Web scrap Falcon 9 launch records with `BeautifulSoup`:

*   Extract a Falcon 9 launch records HTML table from Wikipedia
*   Parse the table and convert it into a Pandas data frame


First let's import required packages for this lab


In [1]:
import sys

import requests
from bs4 import BeautifulSoup
import re
import unicodedata
import pandas as pd

To keep the lab tasks consistent, you will be asked to scrape the data from a snapshot of the  `List of Falcon 9 and Falcon Heavy launches` Wikipage updated on
`9th June 2021`


In [2]:
static_url = "https://en.wikipedia.org/w/index.php?title=List_of_Falcon_9_and_Falcon_Heavy_launches&oldid=1027686922"

### TASK 1: Request the Falcon9 Launch Wiki page from its URL


First, let's perform an HTTP GET method to request the Falcon9 Launch HTML page, as an HTTP response.


In [3]:
# use requests.get() method with the provided static_url
# assign the response to a object
data = requests.get(static_url)
data

<Response [200]>

Create a `BeautifulSoup` object from the HTML `response`


In [4]:
soup = BeautifulSoup(data.text,"html5lib")

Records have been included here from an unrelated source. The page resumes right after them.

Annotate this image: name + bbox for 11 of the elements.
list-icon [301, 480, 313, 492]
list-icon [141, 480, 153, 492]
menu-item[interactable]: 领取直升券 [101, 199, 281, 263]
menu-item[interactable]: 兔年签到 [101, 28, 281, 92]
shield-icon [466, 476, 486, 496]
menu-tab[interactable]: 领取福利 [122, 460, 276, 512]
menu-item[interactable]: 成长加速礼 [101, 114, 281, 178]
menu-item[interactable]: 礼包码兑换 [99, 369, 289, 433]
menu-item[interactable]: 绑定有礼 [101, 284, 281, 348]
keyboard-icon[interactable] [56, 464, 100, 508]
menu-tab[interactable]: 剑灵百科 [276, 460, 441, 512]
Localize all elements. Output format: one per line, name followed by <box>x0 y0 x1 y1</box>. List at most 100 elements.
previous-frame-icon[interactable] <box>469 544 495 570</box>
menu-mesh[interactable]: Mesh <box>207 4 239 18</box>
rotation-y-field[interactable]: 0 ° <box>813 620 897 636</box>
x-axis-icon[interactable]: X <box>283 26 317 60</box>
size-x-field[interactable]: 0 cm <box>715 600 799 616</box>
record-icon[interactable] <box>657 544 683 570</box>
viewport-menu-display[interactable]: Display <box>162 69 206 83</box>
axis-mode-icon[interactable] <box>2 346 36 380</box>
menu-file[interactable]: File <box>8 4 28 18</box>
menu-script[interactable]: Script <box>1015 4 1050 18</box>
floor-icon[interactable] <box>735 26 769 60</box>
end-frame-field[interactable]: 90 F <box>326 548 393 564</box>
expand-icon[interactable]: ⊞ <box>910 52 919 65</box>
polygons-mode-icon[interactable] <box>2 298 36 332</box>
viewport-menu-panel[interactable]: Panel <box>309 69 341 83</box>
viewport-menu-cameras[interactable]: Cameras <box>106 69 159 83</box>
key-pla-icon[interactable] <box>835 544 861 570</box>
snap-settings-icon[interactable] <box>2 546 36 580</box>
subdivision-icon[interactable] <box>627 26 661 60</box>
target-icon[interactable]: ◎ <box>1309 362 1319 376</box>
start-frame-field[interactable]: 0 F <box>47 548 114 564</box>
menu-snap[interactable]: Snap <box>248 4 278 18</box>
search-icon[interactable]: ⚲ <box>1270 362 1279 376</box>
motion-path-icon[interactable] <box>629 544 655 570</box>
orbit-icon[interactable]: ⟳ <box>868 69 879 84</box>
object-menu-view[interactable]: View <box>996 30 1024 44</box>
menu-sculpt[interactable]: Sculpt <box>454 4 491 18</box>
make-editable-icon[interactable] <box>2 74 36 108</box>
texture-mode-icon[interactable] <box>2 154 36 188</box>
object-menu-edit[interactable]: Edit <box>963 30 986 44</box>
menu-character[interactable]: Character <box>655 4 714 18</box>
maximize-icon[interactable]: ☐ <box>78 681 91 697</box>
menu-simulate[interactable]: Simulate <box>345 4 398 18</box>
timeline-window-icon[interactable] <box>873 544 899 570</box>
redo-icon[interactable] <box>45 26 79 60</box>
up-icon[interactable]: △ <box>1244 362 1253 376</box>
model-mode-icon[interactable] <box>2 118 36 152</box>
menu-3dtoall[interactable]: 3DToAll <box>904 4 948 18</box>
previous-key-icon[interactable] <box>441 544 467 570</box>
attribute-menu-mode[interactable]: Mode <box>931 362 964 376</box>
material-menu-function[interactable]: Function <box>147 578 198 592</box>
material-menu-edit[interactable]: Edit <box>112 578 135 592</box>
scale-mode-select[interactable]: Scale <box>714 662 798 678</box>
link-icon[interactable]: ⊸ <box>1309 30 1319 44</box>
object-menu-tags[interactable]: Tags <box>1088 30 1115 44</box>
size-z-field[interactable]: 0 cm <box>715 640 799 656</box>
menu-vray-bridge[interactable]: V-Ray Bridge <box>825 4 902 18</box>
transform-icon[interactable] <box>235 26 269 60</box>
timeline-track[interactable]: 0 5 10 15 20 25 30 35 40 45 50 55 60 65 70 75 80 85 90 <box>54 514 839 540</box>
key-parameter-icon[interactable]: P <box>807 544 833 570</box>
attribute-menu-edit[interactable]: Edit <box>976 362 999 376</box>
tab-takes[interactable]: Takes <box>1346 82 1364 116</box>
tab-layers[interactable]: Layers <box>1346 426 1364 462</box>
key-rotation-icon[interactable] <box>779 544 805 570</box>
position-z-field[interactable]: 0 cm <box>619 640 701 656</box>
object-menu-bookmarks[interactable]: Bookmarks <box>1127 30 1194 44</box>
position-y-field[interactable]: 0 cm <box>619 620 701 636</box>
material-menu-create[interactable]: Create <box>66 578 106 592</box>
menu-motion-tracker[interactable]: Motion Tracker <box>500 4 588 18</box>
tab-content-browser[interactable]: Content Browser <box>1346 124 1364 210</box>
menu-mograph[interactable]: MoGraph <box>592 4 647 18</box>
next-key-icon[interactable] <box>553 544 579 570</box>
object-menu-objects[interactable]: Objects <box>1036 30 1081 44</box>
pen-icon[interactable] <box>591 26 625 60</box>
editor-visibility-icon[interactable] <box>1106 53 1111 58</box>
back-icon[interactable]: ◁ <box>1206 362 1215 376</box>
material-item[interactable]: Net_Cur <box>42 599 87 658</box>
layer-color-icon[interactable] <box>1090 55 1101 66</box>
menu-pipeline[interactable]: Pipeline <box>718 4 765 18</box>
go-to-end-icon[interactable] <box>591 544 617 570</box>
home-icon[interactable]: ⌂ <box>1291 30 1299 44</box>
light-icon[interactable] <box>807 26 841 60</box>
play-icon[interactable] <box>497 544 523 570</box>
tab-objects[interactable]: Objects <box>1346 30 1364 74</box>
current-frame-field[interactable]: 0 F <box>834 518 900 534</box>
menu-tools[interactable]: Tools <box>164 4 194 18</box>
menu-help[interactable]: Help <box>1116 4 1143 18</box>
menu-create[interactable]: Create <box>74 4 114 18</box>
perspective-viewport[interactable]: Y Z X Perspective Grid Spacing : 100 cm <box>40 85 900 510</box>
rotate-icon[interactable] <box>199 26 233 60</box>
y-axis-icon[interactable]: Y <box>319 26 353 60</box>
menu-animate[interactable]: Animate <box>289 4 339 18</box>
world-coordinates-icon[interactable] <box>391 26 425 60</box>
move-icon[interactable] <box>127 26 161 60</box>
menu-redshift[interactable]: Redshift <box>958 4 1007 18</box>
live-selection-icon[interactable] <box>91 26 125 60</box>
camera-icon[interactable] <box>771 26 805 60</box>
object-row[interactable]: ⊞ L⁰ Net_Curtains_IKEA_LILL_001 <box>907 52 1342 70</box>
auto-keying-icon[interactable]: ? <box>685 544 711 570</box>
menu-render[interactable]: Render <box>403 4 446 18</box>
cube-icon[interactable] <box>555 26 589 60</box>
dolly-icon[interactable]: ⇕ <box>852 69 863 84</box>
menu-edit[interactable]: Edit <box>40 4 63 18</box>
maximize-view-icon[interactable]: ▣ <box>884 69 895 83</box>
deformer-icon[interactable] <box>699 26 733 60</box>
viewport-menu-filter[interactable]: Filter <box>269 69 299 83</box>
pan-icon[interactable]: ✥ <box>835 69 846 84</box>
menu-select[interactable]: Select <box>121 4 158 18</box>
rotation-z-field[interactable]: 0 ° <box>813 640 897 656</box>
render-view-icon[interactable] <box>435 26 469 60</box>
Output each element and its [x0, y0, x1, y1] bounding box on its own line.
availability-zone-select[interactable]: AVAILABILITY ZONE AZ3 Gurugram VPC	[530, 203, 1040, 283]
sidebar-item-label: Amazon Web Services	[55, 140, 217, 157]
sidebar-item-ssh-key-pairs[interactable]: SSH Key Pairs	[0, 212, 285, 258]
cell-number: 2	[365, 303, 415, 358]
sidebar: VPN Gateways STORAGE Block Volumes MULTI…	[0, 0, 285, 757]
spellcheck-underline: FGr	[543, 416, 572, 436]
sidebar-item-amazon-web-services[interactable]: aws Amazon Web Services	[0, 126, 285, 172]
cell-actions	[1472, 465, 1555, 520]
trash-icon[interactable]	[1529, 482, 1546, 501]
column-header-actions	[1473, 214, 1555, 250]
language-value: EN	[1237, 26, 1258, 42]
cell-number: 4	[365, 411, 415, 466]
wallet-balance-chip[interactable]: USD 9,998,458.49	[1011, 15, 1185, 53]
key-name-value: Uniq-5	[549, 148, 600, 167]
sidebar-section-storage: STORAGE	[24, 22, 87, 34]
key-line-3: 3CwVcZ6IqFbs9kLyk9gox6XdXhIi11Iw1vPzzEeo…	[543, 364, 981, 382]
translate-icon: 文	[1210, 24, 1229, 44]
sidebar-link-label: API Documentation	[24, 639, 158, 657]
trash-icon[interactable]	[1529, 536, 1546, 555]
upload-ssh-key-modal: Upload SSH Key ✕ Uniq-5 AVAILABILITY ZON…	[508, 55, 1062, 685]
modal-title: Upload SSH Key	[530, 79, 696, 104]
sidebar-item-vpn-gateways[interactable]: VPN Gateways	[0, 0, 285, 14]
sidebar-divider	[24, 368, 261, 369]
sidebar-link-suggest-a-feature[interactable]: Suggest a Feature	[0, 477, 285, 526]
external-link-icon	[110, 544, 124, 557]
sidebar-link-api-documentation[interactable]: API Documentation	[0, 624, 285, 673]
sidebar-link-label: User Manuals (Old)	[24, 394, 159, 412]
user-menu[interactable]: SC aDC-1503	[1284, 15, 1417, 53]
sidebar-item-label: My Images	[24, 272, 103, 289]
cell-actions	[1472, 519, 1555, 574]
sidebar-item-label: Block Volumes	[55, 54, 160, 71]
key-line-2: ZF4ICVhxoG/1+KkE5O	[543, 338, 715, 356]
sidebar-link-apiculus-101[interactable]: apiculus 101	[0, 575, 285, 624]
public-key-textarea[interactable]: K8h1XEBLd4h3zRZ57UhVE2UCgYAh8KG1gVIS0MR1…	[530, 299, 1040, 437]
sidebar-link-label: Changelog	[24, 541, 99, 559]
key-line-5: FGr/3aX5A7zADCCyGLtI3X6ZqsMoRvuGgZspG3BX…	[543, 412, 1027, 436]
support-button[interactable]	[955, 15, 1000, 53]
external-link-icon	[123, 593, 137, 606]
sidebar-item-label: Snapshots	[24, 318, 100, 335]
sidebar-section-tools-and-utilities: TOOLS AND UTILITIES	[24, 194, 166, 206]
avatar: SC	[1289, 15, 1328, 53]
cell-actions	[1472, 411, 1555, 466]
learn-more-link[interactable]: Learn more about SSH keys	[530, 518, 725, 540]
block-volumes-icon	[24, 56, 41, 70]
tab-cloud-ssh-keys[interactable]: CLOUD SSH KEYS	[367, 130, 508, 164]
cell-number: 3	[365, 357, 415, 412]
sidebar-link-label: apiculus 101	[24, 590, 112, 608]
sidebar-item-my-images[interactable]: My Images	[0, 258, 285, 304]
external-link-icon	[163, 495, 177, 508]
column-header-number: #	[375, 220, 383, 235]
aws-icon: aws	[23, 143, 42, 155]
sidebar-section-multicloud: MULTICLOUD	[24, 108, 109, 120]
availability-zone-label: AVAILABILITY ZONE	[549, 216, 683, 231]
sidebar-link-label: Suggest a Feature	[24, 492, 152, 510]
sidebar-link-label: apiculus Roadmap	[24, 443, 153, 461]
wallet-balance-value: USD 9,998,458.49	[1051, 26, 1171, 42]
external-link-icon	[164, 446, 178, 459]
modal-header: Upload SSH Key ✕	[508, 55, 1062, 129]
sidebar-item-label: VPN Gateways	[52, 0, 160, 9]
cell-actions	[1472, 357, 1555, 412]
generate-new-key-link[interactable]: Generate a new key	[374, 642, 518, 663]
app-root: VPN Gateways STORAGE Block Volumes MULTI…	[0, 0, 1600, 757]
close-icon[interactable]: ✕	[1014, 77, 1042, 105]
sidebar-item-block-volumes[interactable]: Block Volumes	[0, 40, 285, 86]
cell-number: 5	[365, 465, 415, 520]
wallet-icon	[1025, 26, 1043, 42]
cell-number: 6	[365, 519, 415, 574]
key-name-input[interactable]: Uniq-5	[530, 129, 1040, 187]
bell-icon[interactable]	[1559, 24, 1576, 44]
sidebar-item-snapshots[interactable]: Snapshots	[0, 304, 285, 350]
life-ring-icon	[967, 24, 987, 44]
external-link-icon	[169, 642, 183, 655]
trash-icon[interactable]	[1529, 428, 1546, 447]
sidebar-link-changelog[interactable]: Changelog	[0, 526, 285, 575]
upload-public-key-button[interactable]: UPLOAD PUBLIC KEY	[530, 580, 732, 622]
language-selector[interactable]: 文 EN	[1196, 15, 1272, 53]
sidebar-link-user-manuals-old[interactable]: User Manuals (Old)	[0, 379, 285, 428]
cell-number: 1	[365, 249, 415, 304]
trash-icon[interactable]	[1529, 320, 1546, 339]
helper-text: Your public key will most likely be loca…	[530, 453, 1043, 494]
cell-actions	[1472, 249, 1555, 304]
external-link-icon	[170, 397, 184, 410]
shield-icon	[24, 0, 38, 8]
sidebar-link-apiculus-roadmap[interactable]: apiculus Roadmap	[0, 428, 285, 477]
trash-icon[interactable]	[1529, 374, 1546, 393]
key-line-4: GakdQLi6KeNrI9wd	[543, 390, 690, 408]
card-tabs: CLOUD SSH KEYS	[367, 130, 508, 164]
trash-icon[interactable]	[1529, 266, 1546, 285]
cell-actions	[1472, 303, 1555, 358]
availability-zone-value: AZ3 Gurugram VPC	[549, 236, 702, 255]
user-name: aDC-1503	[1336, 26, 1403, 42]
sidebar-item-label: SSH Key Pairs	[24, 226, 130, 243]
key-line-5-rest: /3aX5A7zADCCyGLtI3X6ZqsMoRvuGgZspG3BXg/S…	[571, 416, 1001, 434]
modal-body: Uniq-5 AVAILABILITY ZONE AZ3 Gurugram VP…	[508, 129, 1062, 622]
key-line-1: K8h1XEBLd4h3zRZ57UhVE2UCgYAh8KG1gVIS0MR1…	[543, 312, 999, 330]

Print the page title to verify if the `BeautifulSoup` object was created properly


In [5]:
# Use soup.title attribute
soup.title

<title>List of Falcon 9 and Falcon Heavy launches - Wikipedia</title>

In [6]:
# Use the find_all function in the BeautifulSoup object, with element type `table`
# Assign the result to a list called `html_tables`
html_tables = soup.find_all('table') 

print('number of tables is', len(html_tables))

number of tables is 24


Starting from the third table is our target table contains the actual launch records.


In [7]:
# Let's print the third table and check its content
first_launch_table = html_tables[2]
#print(first_launch_table)

In [8]:
data_table = pd.read_html(str(first_launch_table), flavor='bs4')
data_table = data_table[0]
data_table.columns

Index(['Flight No.', 'Date andtime (UTC)', 'Version,Booster [b]',
       'Launch site', 'Payload[c]', 'Payload mass', 'Orbit', 'Customer',
       'Launchoutcome', 'Boosterlanding'],
      dtype='object')

In [9]:
df = data_table
df.to_csv('spacex_web_scraped.csv', index=False)